The key to being “good” is being terrible first
By NADIA IWACH — nmiwach@ucdavis.edu
My first run left me unconvinced that evolution was complete — when my feet first hit the pavement, I swore the pavement hit me back. Barrelling down Russell Boulevard, I lasted about eight minutes before I saved face with a fake phone call and sulked back to my dorm. Kicking off my shoes, I lay on the floor, starry-eyed, mouth breathing and wondering if I was a counterargument for survival of the fittest.
No amount of humility or self-deprecating humor could distort the fact that I was bad at running. Objectively. Visibly. My limbs looked like they wanted to do anything but play lateral cat and mouse, and the Celsius swirling in my stomach only intensified the growing anxiety that I was undoubtedly bad at something.
I had been humbled by calculus and cold-calling alike, but struggling with such a primitively human task felt like a deeper kind of failure. Fighting the urge to quit entirely, I kept running. One mile, then two miles, then back to one for a couple of weeks. But I kept running.
As the months trudged on, I fell in love with the rhythm of running and the formulaic improvement it offered: if I run “x” miles at “y” pace “z” times each week, I’ll improve. Amid the noise of my early college days, the routine and predictability became an anchor.
Before running, I had considered myself categorically hopeless at anything with a ball and goal, and for good reason. One soccer season, the only point I scored was for the other team. Running, however, allowed me to redefine an immovable piece of my identity with a tangible metric of improvement. Redefining myself as a “runner” granted agency over what I was truly capable of — I was good! Life was great!
In line with many untethered, unemployed individuals, I then decided to register for a half marathon, which landed me in a physical therapy office four weeks out from the race.
“Just a few days off,” I told myself, deeply in denial. One missed run turned into two, and the race day passed me by like a pacer I couldn’t catch. I had flown too close to the sun and my swift descent reintroduced me to the fact that I was still fundamentally “bad” at running: genetically averse and biomechanically unblessed.
Fast-forward to now, I’m 15 weeks out from the San Francisco Marathon. This time, all 26.2 miles. A feat that even now feels kind of impossible, a little pretentious and eye-rollingly ambitious.
At first glance, the leap seems to fall into the trite hero’s journey, which many runners and LinkedIn warriors alike tend to inject into their obstacles.
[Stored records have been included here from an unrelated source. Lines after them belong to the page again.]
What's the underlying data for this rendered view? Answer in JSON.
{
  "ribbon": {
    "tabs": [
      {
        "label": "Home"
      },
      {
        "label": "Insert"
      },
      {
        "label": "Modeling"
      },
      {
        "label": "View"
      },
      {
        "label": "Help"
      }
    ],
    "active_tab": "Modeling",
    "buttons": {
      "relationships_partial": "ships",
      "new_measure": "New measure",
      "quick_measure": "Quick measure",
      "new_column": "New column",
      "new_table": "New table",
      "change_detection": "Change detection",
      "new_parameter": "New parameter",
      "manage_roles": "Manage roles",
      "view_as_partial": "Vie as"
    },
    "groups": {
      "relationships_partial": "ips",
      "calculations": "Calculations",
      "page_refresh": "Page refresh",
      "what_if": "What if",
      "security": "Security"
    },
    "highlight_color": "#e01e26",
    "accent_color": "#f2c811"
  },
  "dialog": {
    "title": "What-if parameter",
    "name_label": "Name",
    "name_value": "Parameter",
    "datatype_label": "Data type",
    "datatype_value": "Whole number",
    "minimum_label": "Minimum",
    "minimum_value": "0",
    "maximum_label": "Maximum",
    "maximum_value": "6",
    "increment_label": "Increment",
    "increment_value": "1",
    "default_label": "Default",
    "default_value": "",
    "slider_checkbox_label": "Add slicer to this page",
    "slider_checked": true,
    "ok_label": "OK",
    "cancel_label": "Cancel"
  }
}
Under pressure to reframe setbacks as stepping stones, failure can only be absolved by appropriating it as part of the inevitable ascent to success. In this narrative, unoptimized failure is a black mark, only second to mediocrity.
My experience was void of that and found its resolution in rejecting that oasis of success and self-realization entirely.
In this lies the greater thesis: Growing comfortable with stagnance and the possibility of permanent inability, I was freed from the pressure to constantly improve. Exceptionality was no longer the price of entry for effort; If I was destined to fail, it was worth failing miserably and beautifully. If there’s a binary of those who “can” do something and those who “can’t,” the only way out is through.
With what feels like the end of the world closing in, it’s easy to feel like there’s no time to be anything but perfect. Compulsive perfectionism feels ingrained, with people sometimes boasting about how little they slept or how many units they’re taking. Growing up in the microcosm of Bay Area high schools, I’m all too familiar with the macabre underbelly of this mindset and the allure of achievement for achievement’s sake.
But running, something I remain objectively and artistically bad at, taught me to pursue something without success as a prerequisite. With this, I received a gift more valuable than a title or a medal: the ability to be terrible — and doing it anyway.